Ce fut, en effet, la première idée. Peut-être s’y serait-on définitivement arrêté, en dépit de graves difficultés d’exécution[1] si, au bout de quelques mois de guerre, l’efficacité ne se fût déjà fait sentir du blocus, — blocus « lointain, » relativement effectif, toutefois, grâce à la position si favorable de l’archipel anglais par rapport aux côtes de l’Empire, — auquel s’était résolu le gouvernement britannique. Les difficultés de réapprovisionnement auxquelles il fallut faire face chez nos adversaires, malgré la complaisance des neutres du Nord, dès le début de l’Jin, allaient leur donner la pensée de rendre à l’Angleterre blocus pour blocus en utilisant pour cette méthode de guerre les navires de plongée, dont on pousserait très activement la construction. Ceux-ci trouveraient assurément plus facile de torpiller ou canonner sur les routes maritimes les innombrables cargo-boats de « l’infâme tueuse d’enfans » que de pénétrer dans les rades bien barrées où elle abritait ses dreadnoughts.

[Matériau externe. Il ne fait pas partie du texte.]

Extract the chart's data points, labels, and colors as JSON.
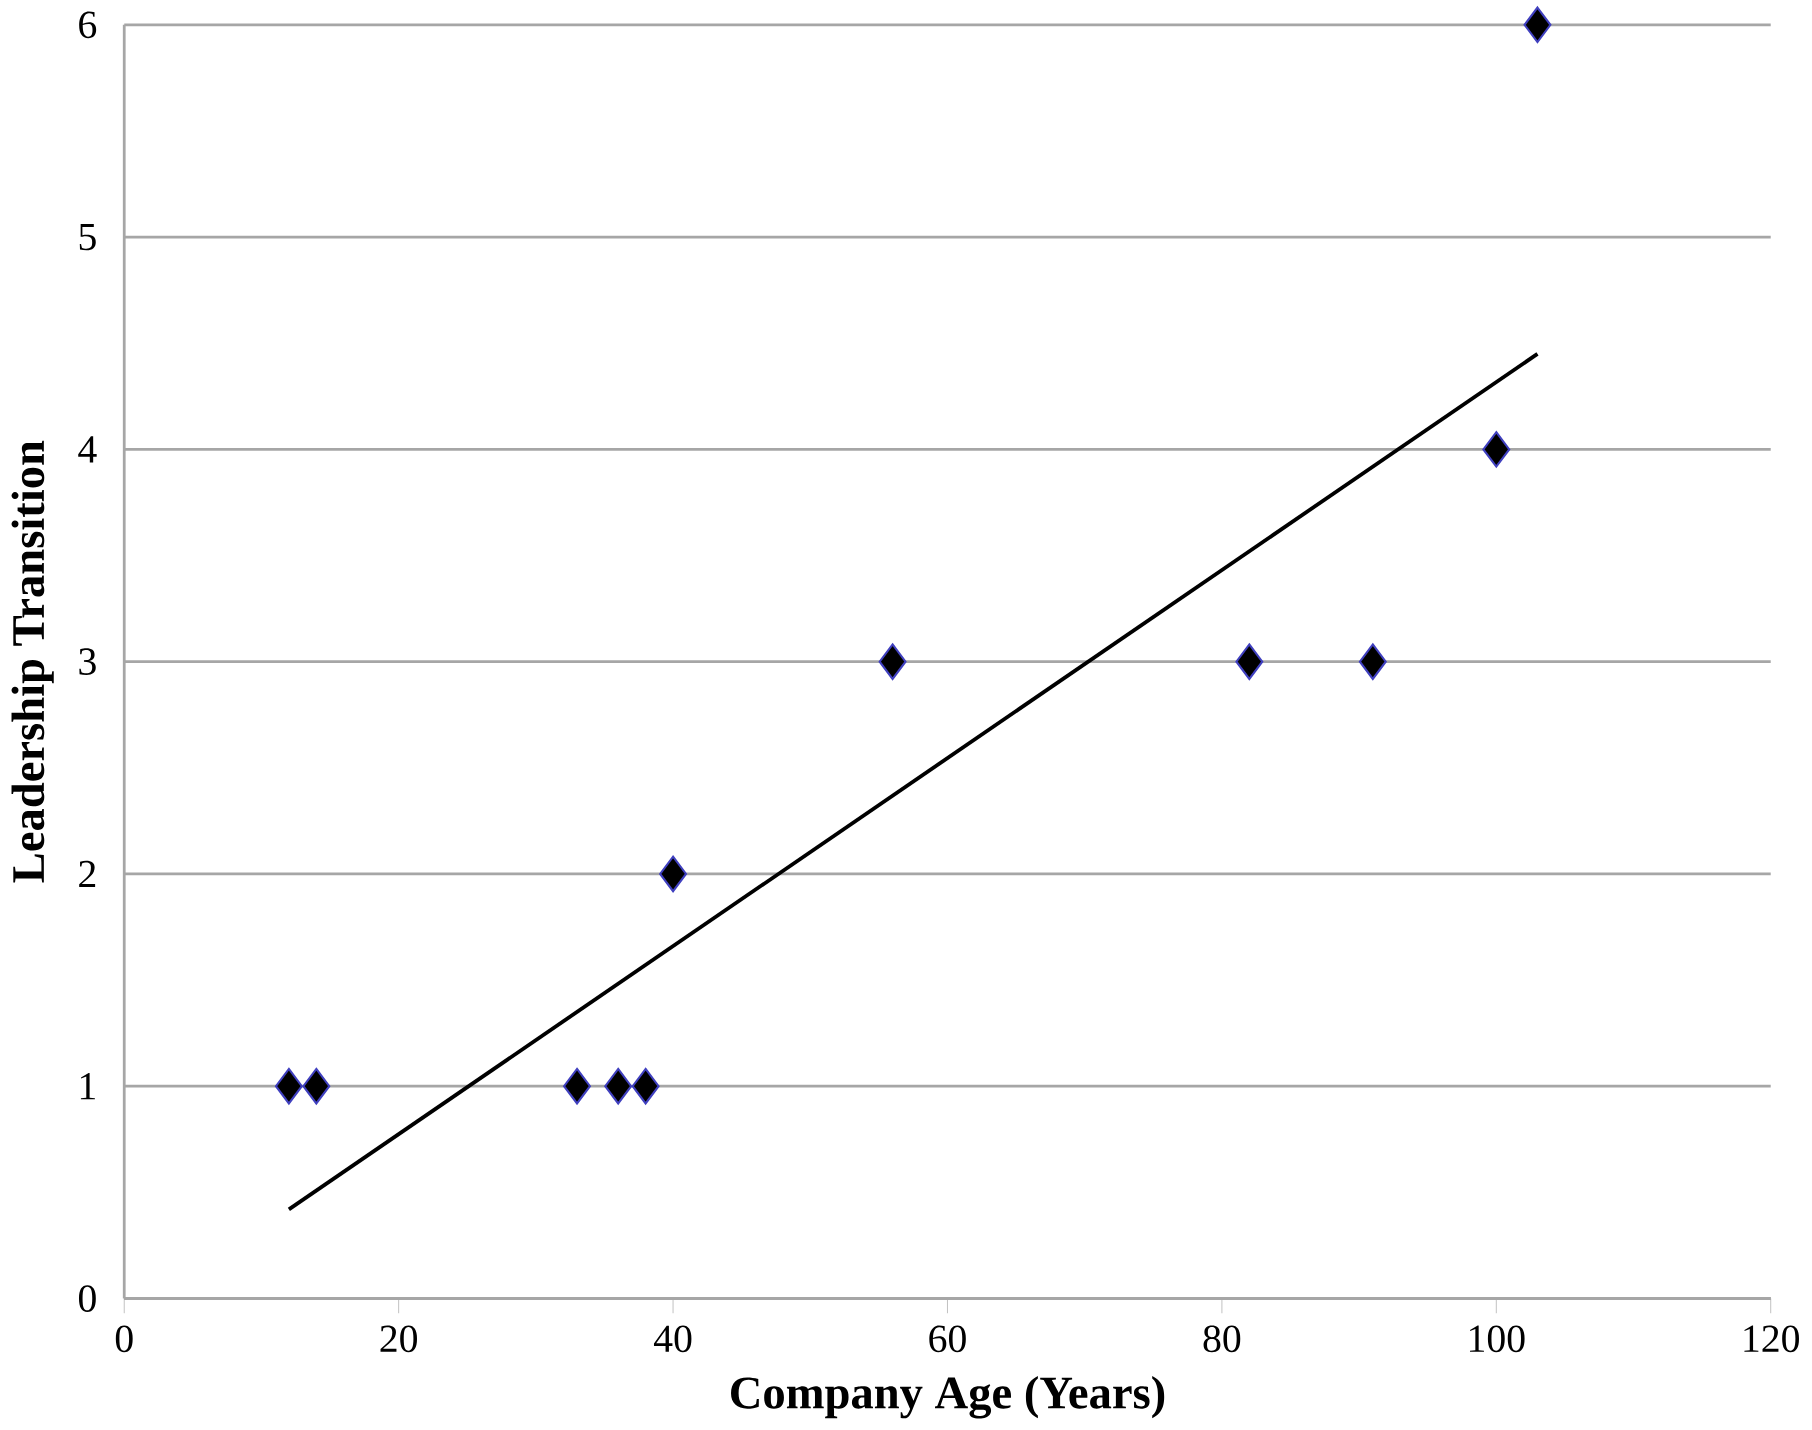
{
  "chart_data": {
    "type": "scatter",
    "xlabel": "Company Age (Years)",
    "ylabel": "Leadership Transition",
    "xlim": [
      0,
      120
    ],
    "xticks": [
      0,
      20,
      40,
      60,
      80,
      100,
      120
    ],
    "ylim": [
      0,
      6
    ],
    "yticks": [
      0,
      1,
      2,
      3,
      4,
      5,
      6
    ],
    "grid": "y",
    "series": [
      {
        "marker": "diamond",
        "color": "#000000",
        "x": [
          12,
          14,
          33,
          36,
          38,
          40,
          56,
          82,
          91,
          100,
          103
        ],
        "values": [
          1,
          1,
          1,
          1,
          1,
          2,
          3,
          3,
          3,
          4,
          6
        ]
      },
      {
        "type": "line",
        "marker": "none",
        "color": "#000000",
        "x": [
          12,
          103
        ],
        "values": [
          0.42,
          4.45
        ]
      }
    ]
  }
}
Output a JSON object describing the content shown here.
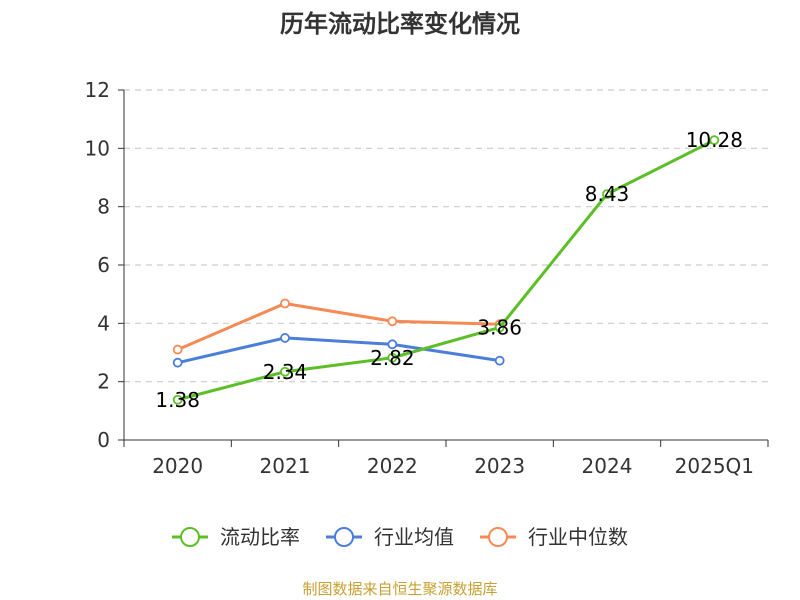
{
  "chart_data": {
    "type": "line",
    "title": "历年流动比率变化情况",
    "categories": [
      "2020",
      "2021",
      "2022",
      "2023",
      "2024",
      "2025Q1"
    ],
    "ylim": [
      0,
      12
    ],
    "yticks": [
      0,
      2,
      4,
      6,
      8,
      10,
      12
    ],
    "ytick_labels": [
      "0",
      "2",
      "4",
      "6",
      "8",
      "10",
      "12"
    ],
    "xlabel": "",
    "ylabel": "",
    "grid": "horizontal-dashed",
    "legend_position": "bottom",
    "series": [
      {
        "name": "流动比率",
        "color": "#5cbf27",
        "values": [
          1.38,
          2.34,
          2.82,
          3.86,
          8.43,
          10.28
        ],
        "labels": [
          "1.38",
          "2.34",
          "2.82",
          "3.86",
          "8.43",
          "10.28"
        ]
      },
      {
        "name": "行业均值",
        "color": "#4a7ed9",
        "values": [
          2.65,
          3.5,
          3.28,
          2.72,
          null,
          null
        ]
      },
      {
        "name": "行业中位数",
        "color": "#f58a55",
        "values": [
          3.1,
          4.68,
          4.07,
          3.97,
          null,
          null
        ]
      }
    ]
  },
  "source_text": "制图数据来自恒生聚源数据库"
}
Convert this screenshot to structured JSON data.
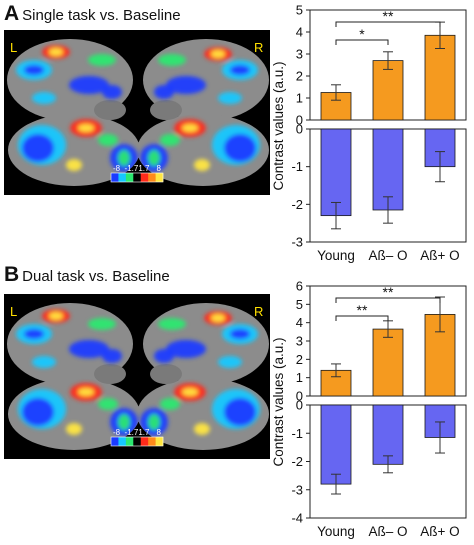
{
  "colors": {
    "bar_positive": "#F59A1F",
    "bar_negative": "#6666F2",
    "bar_outline": "#1a1a1a",
    "brain_background": "#000000",
    "brain_surface": "#8C8C8C",
    "hemisphere_label": "#FFE000"
  },
  "colorbar_colors": [
    "#1B3BFF",
    "#16C8FF",
    "#2BE870",
    "#000000",
    "#FF2A1A",
    "#FF8A1A",
    "#FFE640"
  ],
  "panels": [
    {
      "letter": "A",
      "title": "Single task vs. Baseline",
      "brain": {
        "left_label": "L",
        "right_label": "R",
        "colorbar_ticks": [
          "-8",
          "-1.71.7",
          "8"
        ]
      },
      "chart_data": {
        "type": "bar",
        "categories": [
          "Young",
          "Aß– O",
          "Aß+ O"
        ],
        "ylabel": "Contrast values (a.u.)",
        "upper": {
          "values": [
            1.25,
            2.7,
            3.85
          ],
          "errors": [
            0.35,
            0.4,
            0.6
          ],
          "ylim": [
            0,
            5
          ],
          "yticks": [
            "0",
            "1",
            "2",
            "3",
            "4",
            "5"
          ]
        },
        "lower": {
          "values": [
            -2.3,
            -2.15,
            -1.0
          ],
          "errors": [
            0.35,
            0.35,
            0.4
          ],
          "ylim": [
            -3,
            0
          ],
          "yticks": [
            "-3",
            "-2",
            "-1",
            "0"
          ]
        },
        "significance": [
          {
            "from": 0,
            "to": 1,
            "label": "*"
          },
          {
            "from": 0,
            "to": 2,
            "label": "**"
          }
        ]
      }
    },
    {
      "letter": "B",
      "title": "Dual task vs. Baseline",
      "brain": {
        "left_label": "L",
        "right_label": "R",
        "colorbar_ticks": [
          "-8",
          "-1.71.7",
          "8"
        ]
      },
      "chart_data": {
        "type": "bar",
        "categories": [
          "Young",
          "Aß– O",
          "Aß+ O"
        ],
        "ylabel": "Contrast values (a.u.)",
        "upper": {
          "values": [
            1.4,
            3.65,
            4.45
          ],
          "errors": [
            0.35,
            0.45,
            0.95
          ],
          "ylim": [
            0,
            6
          ],
          "yticks": [
            "0",
            "1",
            "2",
            "3",
            "4",
            "5",
            "6"
          ]
        },
        "lower": {
          "values": [
            -2.8,
            -2.1,
            -1.15
          ],
          "errors": [
            0.35,
            0.3,
            0.55
          ],
          "ylim": [
            -4,
            0
          ],
          "yticks": [
            "-4",
            "-3",
            "-2",
            "-1",
            "0"
          ]
        },
        "significance": [
          {
            "from": 0,
            "to": 1,
            "label": "**"
          },
          {
            "from": 0,
            "to": 2,
            "label": "**"
          }
        ]
      }
    }
  ]
}
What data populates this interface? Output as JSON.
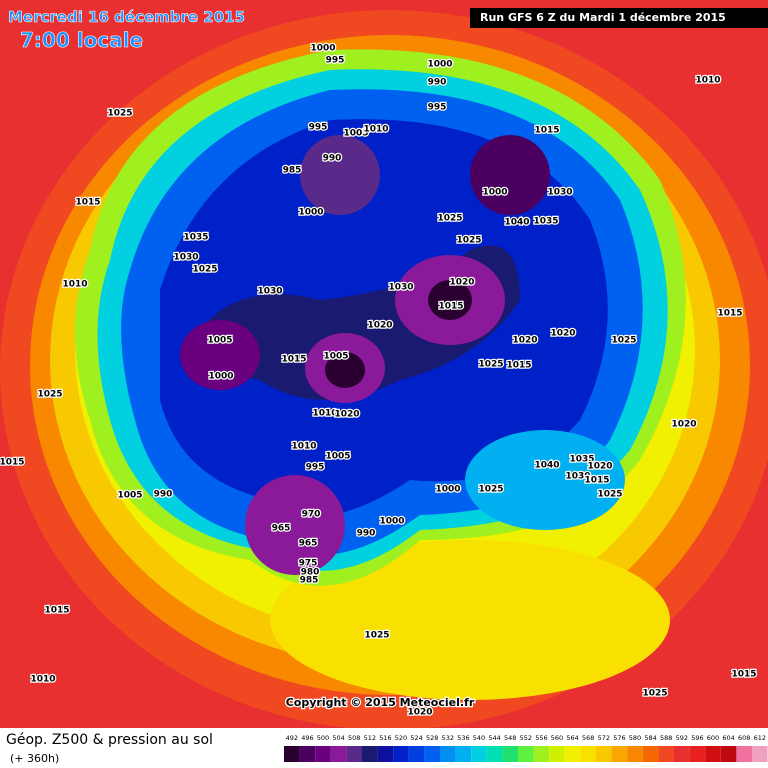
{
  "header": {
    "date": "Mercredi 16 décembre 2015",
    "time": "7:00 locale",
    "run": "Run GFS 6 Z du Mardi 1 décembre 2015"
  },
  "footer": {
    "title": "Géop. Z500 & pression au sol",
    "lead": "(+ 360h)",
    "copyright": "Copyright © 2015 Meteociel.fr"
  },
  "scale": {
    "values": [
      492,
      496,
      500,
      504,
      508,
      512,
      516,
      520,
      524,
      528,
      532,
      536,
      540,
      544,
      548,
      552,
      556,
      560,
      564,
      568,
      572,
      576,
      580,
      584,
      588,
      592,
      596,
      600,
      604,
      608,
      612
    ],
    "colors": [
      "#2a0030",
      "#4b0060",
      "#6a0080",
      "#8a1a9a",
      "#5a2a8a",
      "#1a1a70",
      "#1010a0",
      "#0020c8",
      "#0040e0",
      "#0060f0",
      "#0090f0",
      "#00b0f0",
      "#00d0e0",
      "#00e0b0",
      "#20e070",
      "#60f040",
      "#a0f020",
      "#d0f000",
      "#f0f000",
      "#f8e000",
      "#f8c800",
      "#f8a800",
      "#f88800",
      "#f86800",
      "#f04820",
      "#e83030",
      "#e82020",
      "#d01010",
      "#c00810",
      "#f070a0",
      "#f0a0c0"
    ]
  },
  "pressure_labels": [
    1000,
    995,
    1000,
    990,
    995,
    1010,
    1025,
    995,
    1005,
    1010,
    1015,
    990,
    985,
    1000,
    1030,
    1040,
    1035,
    1015,
    1000,
    1025,
    1035,
    1025,
    1030,
    1025,
    1010,
    1020,
    1030,
    1030,
    1015,
    1015,
    1020,
    1020,
    1020,
    1025,
    1005,
    1005,
    1015,
    1025,
    1015,
    1000,
    1025,
    1010,
    1020,
    1020,
    1010,
    1005,
    995,
    1015,
    1040,
    1035,
    1020,
    1030,
    1015,
    1025,
    1000,
    1025,
    1005,
    990,
    970,
    990,
    1000,
    965,
    965,
    975,
    980,
    985,
    1015,
    1025,
    1010,
    1015,
    1025,
    1020
  ]
}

Au fond, ni l’empereur allemand, ni l’amiral von Tirpitz ne pouvaient espérer, il y a deux ans, qu’ils affameraient l’Angleterre ou seulement qu’ils paralyseraient ses fabriques et ses usines. Il leur aurait fallu pour cela trois ou quatre fois plus de sous-marins qu’ils n’en avaient alors. Aussi semblent-ils n’avoir voulu produire à cette époque que des effets d’intimidation. C’est là, sans doute, l’origine des ordres impitoyables qui amenèrent la destruction de paquebots comme la Lusitania.

Mais peu à peu les choses changèrent d’aspect pour nos ennemis. D’abord leurs sous-marins « se couvraient de gloire, » une gloire peu enviable, le plus souvent, mais à la qualité de laquelle des disciples de Bernhardi n’entendaient pas regarder de près. Poussant leurs sournoises randonnées jusque dans la Méditerranée où, déjà, ceux d’Autriche faisaient fort bien, les

  1. On n’avait pas résolu encore, on n’a peut-être pas résolu à l’heure actuelle le problème du sous-marin coupe-filet. Certains renseignemens donnent toutefois ce type comme existant déjà chez nos adversaires.